Increased oil production = more jobs and more greenhouse gasses.

Currently, the United States gets most of its oil from North America, either domestically or from Canada, specifically from the oil sands in Alberta Canada.

What are Oil Sands?

Oil sands are crude deposits that are substantially heavier (more viscous) than other crude oils. Oil sands consist of sand, bitumen, mineral rich clays and water. Bitumen is a product of the oil sands that requires upgrading to synthetic crude oil or dilution with lighter hydrocarbons to make it transportable by pipelines and usable by refineries.

Alberta’s oil sands are abundant, accessible, and affordable sources of (heavy) crude oil. With the continuing decline of conventional North American crude oil reserves, the focus is turning towards oil sands exploration, development, and production.

The opportunity presented by heavy oil runs counter to the trend of declining world oil reserves. At a time when conventional light oil reserves decline faster than the rate of replacing them, the identification and commercialization of heavy oil is enjoying an upward trend.
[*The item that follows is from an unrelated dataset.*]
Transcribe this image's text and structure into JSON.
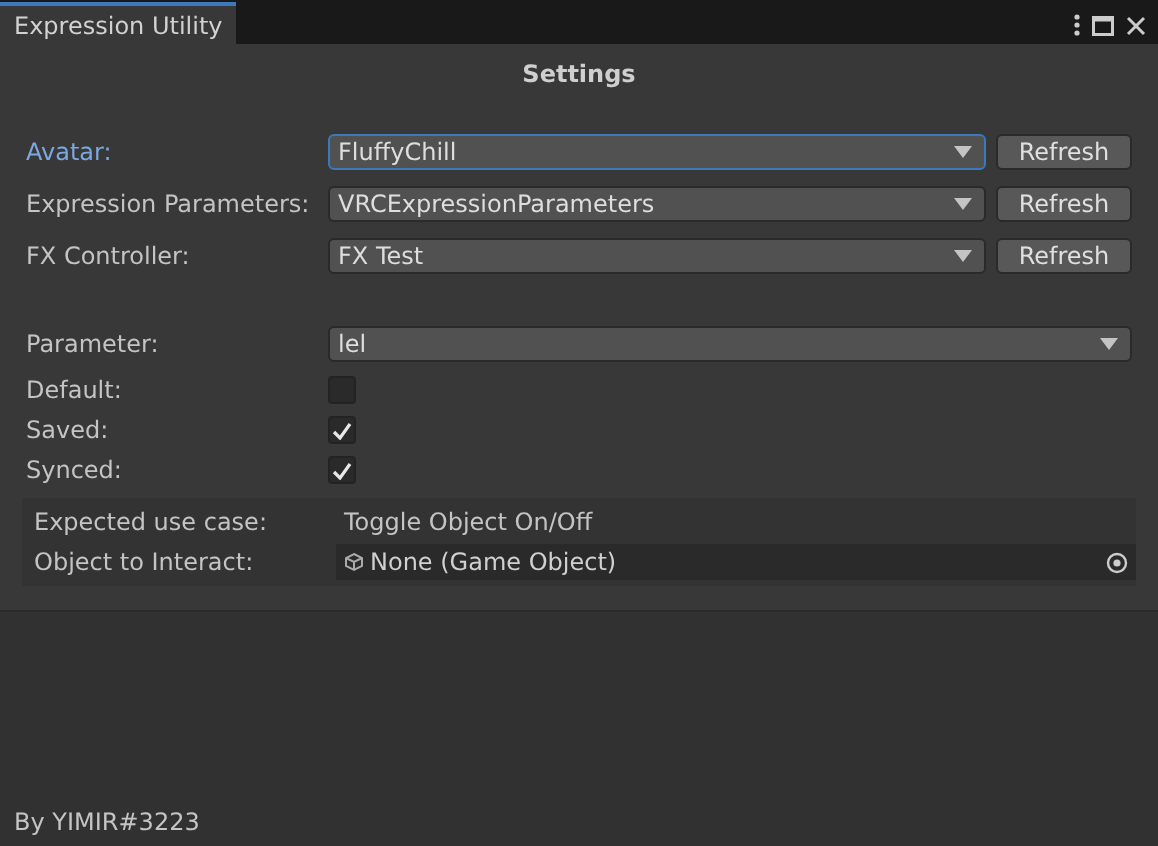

Operations – Alberta Oil Sands

Heavy oil production in Alberta now exceeds that of light oil, and the disparity is predicted to widen into the future. Although the tar sands of North East Alberta are forecast to be a large part of this situation, there is an increasing trend in the identification of previously overlooked mobile heavy oil in the north central region of the province, distinct from the tar sands. These oil finds are characterized by significantly higher production rates and larger areal extent than had been understood in previous times.

So, we return to the question.  Who is responsible for an addiction?  The pusher or the addict?  Is it Canada’s responsibility to limit oil production or the United States’ responsibility to stop our irresponsible consumption.